First, suppose $ N_h/N$ converges to a non-zero constant for each \(h\). Let \(n_*=\min_h n_h\) and define \({\mathcal H}=\{h: \lim n_*/n_h>0\}\)
\[\begin{eqnarray*} \bar X_{..} &= &\mu+\left(\sum_{h=1}^H\frac{N_hn_h^{-1/2}}{N}Z_h\right)+o_p\left(\frac{\max_h N_h}{N\min_h \sqrt{n_h}}\right)\\  &= &\mu+\left(\sum_{h\in{\mathcal H}}\frac{N_hn_*^{-1/2}}{N}Z_h\right)+\sum_{h\not\in{\mathcal H}} o_p(n_*^{-1/2})+o_p\left(\frac{\max_h N_h}{N\sqrt{n_*}}\right)\\ &=& \mu+ n_*^{-1/2}Z+o_p(n_*^{-1/2}) \\ \end{eqnarray*}\]

where \(Z\sim N(0, \sigma^2)\) with
\[\sigma^2=\lim_{n_*\to\infty} \sum_{h\in{\mathcal H}} \frac{N_h^2n_*\sigma^2_h}{N^2n_h}\]

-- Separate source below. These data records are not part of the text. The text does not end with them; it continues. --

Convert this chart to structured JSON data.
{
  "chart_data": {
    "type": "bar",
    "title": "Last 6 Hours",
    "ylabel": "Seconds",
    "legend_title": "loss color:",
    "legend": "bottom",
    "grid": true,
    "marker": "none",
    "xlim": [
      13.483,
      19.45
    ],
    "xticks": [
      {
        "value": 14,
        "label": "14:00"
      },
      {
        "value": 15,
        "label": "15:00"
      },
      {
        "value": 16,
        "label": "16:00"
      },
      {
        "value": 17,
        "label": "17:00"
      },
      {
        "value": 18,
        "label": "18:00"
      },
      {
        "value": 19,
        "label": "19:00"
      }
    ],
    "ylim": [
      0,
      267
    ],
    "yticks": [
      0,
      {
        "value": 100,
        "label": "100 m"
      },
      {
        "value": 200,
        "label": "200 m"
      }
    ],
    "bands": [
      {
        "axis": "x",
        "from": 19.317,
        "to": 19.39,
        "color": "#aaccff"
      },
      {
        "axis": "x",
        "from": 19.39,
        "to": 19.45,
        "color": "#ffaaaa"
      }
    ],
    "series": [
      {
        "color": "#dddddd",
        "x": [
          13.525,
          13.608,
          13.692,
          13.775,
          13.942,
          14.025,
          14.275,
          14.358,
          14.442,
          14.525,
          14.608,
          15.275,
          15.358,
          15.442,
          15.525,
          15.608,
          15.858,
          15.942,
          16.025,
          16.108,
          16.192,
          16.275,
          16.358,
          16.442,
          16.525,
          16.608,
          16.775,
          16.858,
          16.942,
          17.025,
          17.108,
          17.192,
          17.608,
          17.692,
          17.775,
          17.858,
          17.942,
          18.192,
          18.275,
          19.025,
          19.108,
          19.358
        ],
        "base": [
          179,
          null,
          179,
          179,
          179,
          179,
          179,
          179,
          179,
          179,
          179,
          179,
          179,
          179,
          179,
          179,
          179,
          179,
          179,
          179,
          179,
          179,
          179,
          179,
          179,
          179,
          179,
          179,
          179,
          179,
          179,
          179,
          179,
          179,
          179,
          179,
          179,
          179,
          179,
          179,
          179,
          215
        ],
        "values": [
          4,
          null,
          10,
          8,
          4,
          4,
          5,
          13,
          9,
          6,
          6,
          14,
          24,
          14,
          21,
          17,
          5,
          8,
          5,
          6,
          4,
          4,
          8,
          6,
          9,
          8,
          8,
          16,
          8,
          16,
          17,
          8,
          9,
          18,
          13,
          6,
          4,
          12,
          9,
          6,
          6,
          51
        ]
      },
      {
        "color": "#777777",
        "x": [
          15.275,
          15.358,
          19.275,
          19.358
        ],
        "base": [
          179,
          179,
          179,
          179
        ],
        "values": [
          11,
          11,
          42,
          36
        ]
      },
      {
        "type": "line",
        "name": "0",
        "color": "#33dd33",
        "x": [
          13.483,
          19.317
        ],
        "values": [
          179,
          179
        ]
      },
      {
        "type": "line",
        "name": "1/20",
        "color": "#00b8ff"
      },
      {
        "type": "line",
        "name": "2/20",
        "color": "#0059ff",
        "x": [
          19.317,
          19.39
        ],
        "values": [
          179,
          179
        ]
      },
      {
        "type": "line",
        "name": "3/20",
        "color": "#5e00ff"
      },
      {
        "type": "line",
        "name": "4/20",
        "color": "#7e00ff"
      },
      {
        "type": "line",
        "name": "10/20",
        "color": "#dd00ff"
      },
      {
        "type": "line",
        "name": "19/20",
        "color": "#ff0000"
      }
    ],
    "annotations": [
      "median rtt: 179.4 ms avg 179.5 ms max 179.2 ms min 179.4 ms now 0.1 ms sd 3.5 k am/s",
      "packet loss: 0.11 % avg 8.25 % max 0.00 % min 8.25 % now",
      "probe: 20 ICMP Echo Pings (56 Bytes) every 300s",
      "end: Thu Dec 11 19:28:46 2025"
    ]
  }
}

Alternatively, for case–control sampling we may have \(N_h/N\to 0\) in the case stratum, but we would have \(n_h\) all of the same order, and so of the same order as their total, \(n\). The limiting distribution is dominated by the largest strata: define \({\mathcal H}'=\{h: \lim N_h/N>0\}\) (which is non-empty as \(H\) is finite)

\[\begin{eqnarray*} \bar X_{..} &=&\mu+\left(\sum_{h=1}^H\frac{N_hn_h^{-1/2}}{N}Z_h\right)+o_p\left(\sum_{h=1}^H\frac{ N_h}{N\sqrt{n_h}}\right)\\ &=&\mu+\left(\sum_{h\in{\mathcal H}'}\frac{N_hn^{-1/2}}{N}Z_h\right)+\sum_{h\not\in{\mathcal H}'} o_p(n^{-1/2})+o_p\left(n^{-1/2}\right)\\\ &=& \mu+ n^{-1/2}Z+o_p(n^{-1/2})\\ \end{eqnarray*}\]
where \(Z\sim N(0, \sigma^2)\) with
\[\sigma^2=\lim_{n\to\infty} \sum_{h\in{\mathcal H}} \frac{N_h^2n\sigma^2_h}{N^2n_h}\]

Weaker conditions on \(N_h\) and \(n_h\) are clearly possible: it is only necessary to identify which terms dominate the limiting distribution of \(\bar X_{..}\), since the limiting distribution of estimated stratum totals is always independent \(H\)-variate Normal under appropriate scaling.